NoteMarch 27, 2026 update
  • SLURM memory: memory is now scheduled explicitly. Request --mem or --mem-per-cpu in your jobs and interactive sessions. If you do not mention memory in your sbatch script, you will get allocated a default amount of memory per CPU.
  • Partitions: For the majority of the ADA users, a few partitions will be added. These follow the format <name>-<type>. For example, there is a defq partition covering all nodes within the current partition, a defq-fat partition for high-memory nodes, and a defq-gpu partition for GPU nodes. The use of the specific partitions for high-memory and GPU is encouraged through priority allocation. In this way we discourage, for example, users with CPU-only jobs from occupying a GPU node. Check the current layout with /ada-software/ada-info.sh.

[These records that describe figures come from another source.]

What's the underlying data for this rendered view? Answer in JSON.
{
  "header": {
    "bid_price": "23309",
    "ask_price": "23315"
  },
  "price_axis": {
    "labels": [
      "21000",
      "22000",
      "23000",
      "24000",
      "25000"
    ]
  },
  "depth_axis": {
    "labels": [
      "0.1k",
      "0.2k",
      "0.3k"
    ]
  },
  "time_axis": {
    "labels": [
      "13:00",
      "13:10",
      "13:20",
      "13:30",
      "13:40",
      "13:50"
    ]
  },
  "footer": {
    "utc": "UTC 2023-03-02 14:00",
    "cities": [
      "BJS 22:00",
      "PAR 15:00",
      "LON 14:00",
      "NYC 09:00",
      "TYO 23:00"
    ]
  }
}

  • Open OnDemand: Open OnDemand is now officially supported. Open OnDemand jobs also have specific limits on jobs, CPU, memory, and walltime through the ood QOS. See Open OnDemand.

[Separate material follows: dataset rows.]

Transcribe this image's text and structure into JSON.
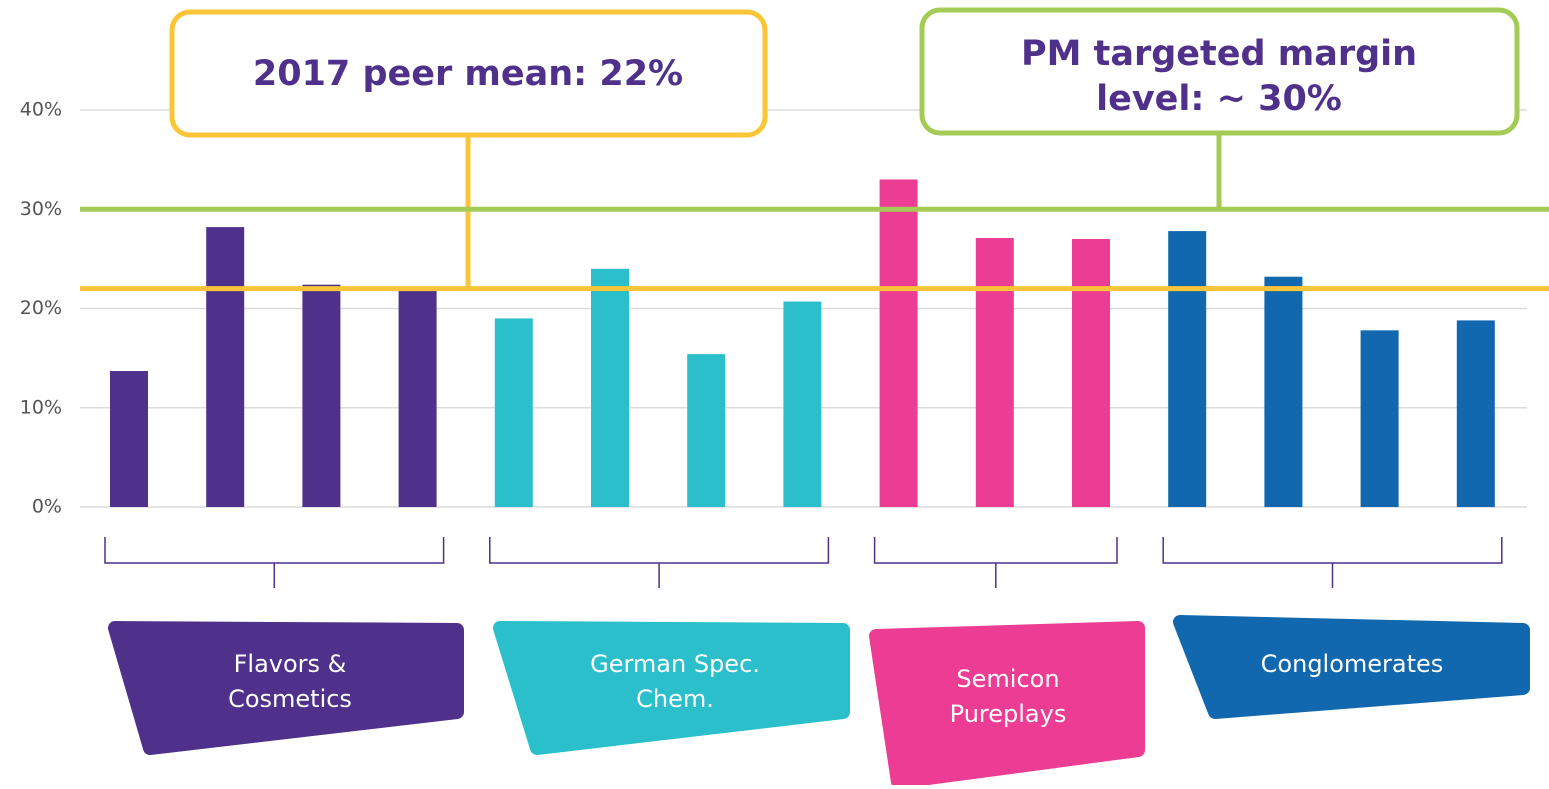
{
  "chart_data": {
    "type": "bar",
    "ylim": [
      0,
      40
    ],
    "yticks": [
      {
        "value": 0,
        "label": "0%"
      },
      {
        "value": 10,
        "label": "10%"
      },
      {
        "value": 20,
        "label": "20%"
      },
      {
        "value": 30,
        "label": "30%"
      },
      {
        "value": 40,
        "label": "40%"
      }
    ],
    "grid": true,
    "groups": [
      {
        "name": [
          "Flavors &",
          "Cosmetics"
        ],
        "color": "#4f318c",
        "values": [
          13.7,
          28.2,
          22.4,
          22.1
        ]
      },
      {
        "name": [
          "German Spec.",
          "Chem."
        ],
        "color": "#2bbfcc",
        "values": [
          19,
          24,
          15.4,
          20.7
        ]
      },
      {
        "name": [
          "Semicon",
          "Pureplays"
        ],
        "color": "#ec3c93",
        "values": [
          33,
          27.1,
          27
        ]
      },
      {
        "name": [
          "Conglomerates"
        ],
        "color": "#1168af",
        "values": [
          27.8,
          23.2,
          17.8,
          18.8
        ]
      }
    ],
    "reference_lines": [
      {
        "value": 22,
        "color": "#fbc537",
        "label": [
          "2017 peer mean: 22%"
        ]
      },
      {
        "value": 30,
        "color": "#a4cb55",
        "label": [
          "PM targeted margin",
          "level: ~ 30%"
        ]
      }
    ]
  }
}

  • Temporary working directory: $TMPDIR now points to /tmp, local disk space on the node. Use it for temporary data and I/O-heavy computation instead of /home, which is NFS-mounted and slower. $TMPDIR is private per user and cleaned up automatically after jobs finish.
  • First login: the bug where new users did not get the password change prompt has been fixed.
  • Software & Kernel & CUDA updates: RHEL 5.14.0-611.30.1.el9_7.x86_64 with CUDA 13.1 (driver 590.48.01); general software updates.

Before Submitting Your Next Job Script

  • Add an explicit memory request to older job scripts if needed.
  • Check that your scripts still use the right partition.
  • Use $TMPDIR for temporary files and active computation, then copy important output back to persistent storage.